Optimized Solution with Union-Find Data Structure
This problem is a perfect application of the Union-Find (or Disjoint Set Union) data structure, which helps efficiently manage and merge disjoint sets. Here’s a breakdown of the approach I used:
Strategy: Union-Find Initialization:
Use two arrays: parent to store the parent of each node, and size to store the size of each set. Initially, each node is its own parent, and each set has a size of 1. Path Compression in Find Operation:
Implement the find function with path compression to flatten the structure, making future operations faster. Union by Size:
During the union operation, always attach the smaller tree under the root of the larger tree to maintain a balanced structure. Query Operation:
Use the find function to determine the root of a node and return the size of the set that the root belongs to. Python Implementation: python Copy code class UnionFind: def init(self, n): self.parent = list(range(n)) self.size = [1] * n
import sys input = sys.stdin.read data = input().split()
n = int(data[0]) q = int(data[1])
uf = UnionFind(n)
index = 2 for _ in range(q): if data[index] == 'M': x = int(data[index + 1]) - 1 y = int(data[index + 2]) - 1 uf.union(x, y) index += 3 elif data[index] == 'Q': x = int(data[index + 1]) - 1 print(uf.get_size(x)) index += 2 Explanation: Initialization: Create a Union-Find structure for n elements, where each element initially points to itself.
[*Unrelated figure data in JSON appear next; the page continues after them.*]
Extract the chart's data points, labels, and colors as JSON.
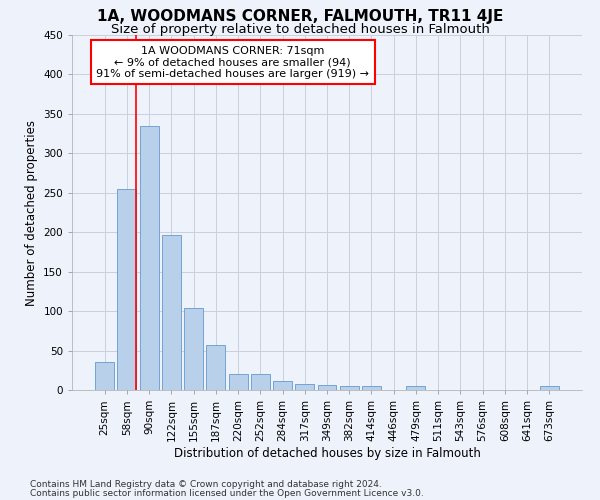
{
  "title": "1A, WOODMANS CORNER, FALMOUTH, TR11 4JE",
  "subtitle": "Size of property relative to detached houses in Falmouth",
  "xlabel": "Distribution of detached houses by size in Falmouth",
  "ylabel": "Number of detached properties",
  "footnote1": "Contains HM Land Registry data © Crown copyright and database right 2024.",
  "footnote2": "Contains public sector information licensed under the Open Government Licence v3.0.",
  "categories": [
    "25sqm",
    "58sqm",
    "90sqm",
    "122sqm",
    "155sqm",
    "187sqm",
    "220sqm",
    "252sqm",
    "284sqm",
    "317sqm",
    "349sqm",
    "382sqm",
    "414sqm",
    "446sqm",
    "479sqm",
    "511sqm",
    "543sqm",
    "576sqm",
    "608sqm",
    "641sqm",
    "673sqm"
  ],
  "values": [
    35,
    255,
    335,
    197,
    104,
    57,
    20,
    20,
    11,
    8,
    6,
    5,
    5,
    0,
    5,
    0,
    0,
    0,
    0,
    0,
    5
  ],
  "bar_color": "#b8d0ea",
  "bar_edge_color": "#6699cc",
  "annotation_box_text": "1A WOODMANS CORNER: 71sqm\n← 9% of detached houses are smaller (94)\n91% of semi-detached houses are larger (919) →",
  "annotation_box_color": "red",
  "vline_x": 1.42,
  "vline_color": "red",
  "ylim": [
    0,
    450
  ],
  "yticks": [
    0,
    50,
    100,
    150,
    200,
    250,
    300,
    350,
    400,
    450
  ],
  "bg_color": "#eef2fb",
  "axes_bg_color": "#eef2fb",
  "grid_color": "#c8d0e0",
  "title_fontsize": 11,
  "subtitle_fontsize": 9.5,
  "label_fontsize": 8.5,
  "tick_fontsize": 7.5,
  "annot_fontsize": 8,
  "footnote_fontsize": 6.5
}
Union Operation: When merging two communities, connect the roots and update the sizes accordingly. Find Operation: For size queries, find the root of the element and return the size of the set associated with the root. This solution ensures that both union and find operations are efficient, nearly constant time due to path compression and union by size. It’s a robust approach to handle the merging and querying of communities effectively.
Hope this helps others in understanding and solving the problem!
Happy coding!
Great problem to understand the use of the Union-Find (Disjoint Set Union) data structure! Here’s my approach:
Approach: Union-Find Data Structure:
Use two arrays: parent and size. parent[i] points to the parent of node i. If parent[i] == i, i is the root of its set. size[i] keeps track of the size of the set where i is the root. Find Operation with Path Compression:
To find the root of a node, traverse up to its parent until reaching the root. Compress the path by making every node in the path point directly to the root. Union Operation by Size:
When merging two sets, always attach the smaller set under the larger set to keep the tree shallow. Update the size of the new root accordingly. Query Operation:
Use the find operation to determine the size of the community to which a person belongs. Example Code in Python: python Copy code class UnionFind: def init(self, n): self.parent = list(range(n)) self.size = [1] * n
Reading input
import sys input = sys.stdin.read data = input().split()
n = int(data[0]) q = int(data[1])
uf = UnionFind(n)
index = 2 for _ in range(q): query = data[index] if query == 'M': a = int(data[index + 1]) - 1 b = int(data[index + 2]) - 1 uf.union(a, b) index += 3 elif query == 'Q': a = int(data[index + 1]) - 1 print(uf.get_size(a)) index += 2 Explanation: Initialization: We initialize the Union-Find structure with n elements. Union Operation: For merging communities, we perform the union operation. Find Operation: For querying the size of the community, we use the find operation to locate the root and get the size. This solution efficiently handles both operations in nearly constant time, thanks to path compression and union by size. I hope this helps others understand and solve the problem more effectively!
Happy coding!
Merging communities involves combining separate groups or forums into a unified entity. This process requires careful planning to ensure smooth integration of members, ecommerce photo editing content, and culture. Strategies may include transparent communication, facilitating introductions, and establishing common goals. It's crucial to address concerns, foster collaboration, and preserve the unique identities of each community. Effective merging can create a stronger, more diverse, and vibrant online community.